International investors bought the nation’s bonds for five straight days through June 25, while selling equities for six, the longest stretch of sales since January, according to the Johannesburg Stock Exchange. Even with the inflows, rand debt ranked only tenth in dollar terms among 16 emerging markets in the month, returning 0.8%, Bloomberg bond indexes show.
While stocks are losing favor, bonds may keep luring cash as the economy, which shrank 0.6% in the first quarter, risks contracting again in the next three months after the nation’s longest mining strike hurt output. A recovery in the rand since June 17 could boost bonds by easing concern that inflation will accelerate further beyond the top of the target range.
“We know the fundamentals aren’t moving in the right direction,” Morten Groth, who helps manage about $1.5 billion in debt at Jyske Bank A/S in Silkeborg, Denmark, said by phone on Thursday. “Risk aversion will definitely be an important factor when looking into South Africa because it will still have the tough fundamentals compared to some other countries in emerging markets.”

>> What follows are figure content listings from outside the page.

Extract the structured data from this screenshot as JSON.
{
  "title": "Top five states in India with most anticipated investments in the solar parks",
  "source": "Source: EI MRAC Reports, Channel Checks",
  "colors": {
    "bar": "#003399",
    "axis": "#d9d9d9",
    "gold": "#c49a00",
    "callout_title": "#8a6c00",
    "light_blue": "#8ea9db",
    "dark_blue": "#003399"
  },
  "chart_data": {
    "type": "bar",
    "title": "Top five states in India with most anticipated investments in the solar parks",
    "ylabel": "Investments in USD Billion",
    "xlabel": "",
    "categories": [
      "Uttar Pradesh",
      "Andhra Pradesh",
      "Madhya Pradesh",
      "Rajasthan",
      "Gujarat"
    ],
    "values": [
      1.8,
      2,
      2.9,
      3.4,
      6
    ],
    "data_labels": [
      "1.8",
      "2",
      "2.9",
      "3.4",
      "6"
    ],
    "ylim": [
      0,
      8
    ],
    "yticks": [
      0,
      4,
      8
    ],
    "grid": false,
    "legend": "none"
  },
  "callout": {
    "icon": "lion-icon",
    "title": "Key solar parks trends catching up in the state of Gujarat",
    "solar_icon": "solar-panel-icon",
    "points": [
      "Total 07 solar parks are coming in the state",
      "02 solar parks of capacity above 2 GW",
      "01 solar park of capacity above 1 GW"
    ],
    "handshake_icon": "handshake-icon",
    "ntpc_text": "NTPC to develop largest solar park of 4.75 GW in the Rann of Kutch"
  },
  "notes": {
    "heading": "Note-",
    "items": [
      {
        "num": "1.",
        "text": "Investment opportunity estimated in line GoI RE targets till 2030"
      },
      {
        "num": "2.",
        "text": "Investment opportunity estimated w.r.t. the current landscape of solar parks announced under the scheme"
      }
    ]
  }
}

Inflows into the debt market continued for the fourth straight month in June, with investors adding R8.5 billion through June 25, according to stock exchange data. Foreigners sold a net R362 million of equities, snapping four months of inflows, the data show.
South Africa’s rand-denominated government bonds returned 2% this year, the worst performance among 16 emerging markets after Russia, Bulgaria and Latvia, according to Bloomberg bond indexes.
Global investors boosted their holdings in emerging-market bonds after the European Central Bank announced negative interest rates on June 5, with the Bloomberg EMEA Local Sovereign Bond Index heading for its fifth straight monthly increase.
“Some of this is driven by global trends: more bond flows, less stock flows,” Lars Christensen, an emerging-market strategist at Danske Bank A/S, said by phone from Copenhagen on Thursday. “Stock prices globally are probably a bit pricey.”
The 823-member MSCI Emerging Markets Index is trading at 13 times reported earnings, the highest level on a monthly basis since May 2013. South Africa’s benchmark FTSE/JSE Africa All- Share Index is selling at 19 times trailing profit, the most since December.
The rand rose 0.15% to 10.6154 per dollar by 15:53 in Johannesburg, extending gains to 2.2% since reaching its weakest level this month on June 17.
The rand’s recovery prompted investors to sell stocks in the gold mining and platinum industries, according to Ryan Wibberley, head of dealing for frontier and emerging markets at Investec Asset Management. The FTSE/JSE Africa Gold Mining Index climbed 7.4% this month while the platinum gauge contracted 1 percent.
“We’re six days on the trot of net selling,” he said on Thursday. “We’ve seen foreigners selling gold and platinum stocks. There is still a lot of concern about those industries.”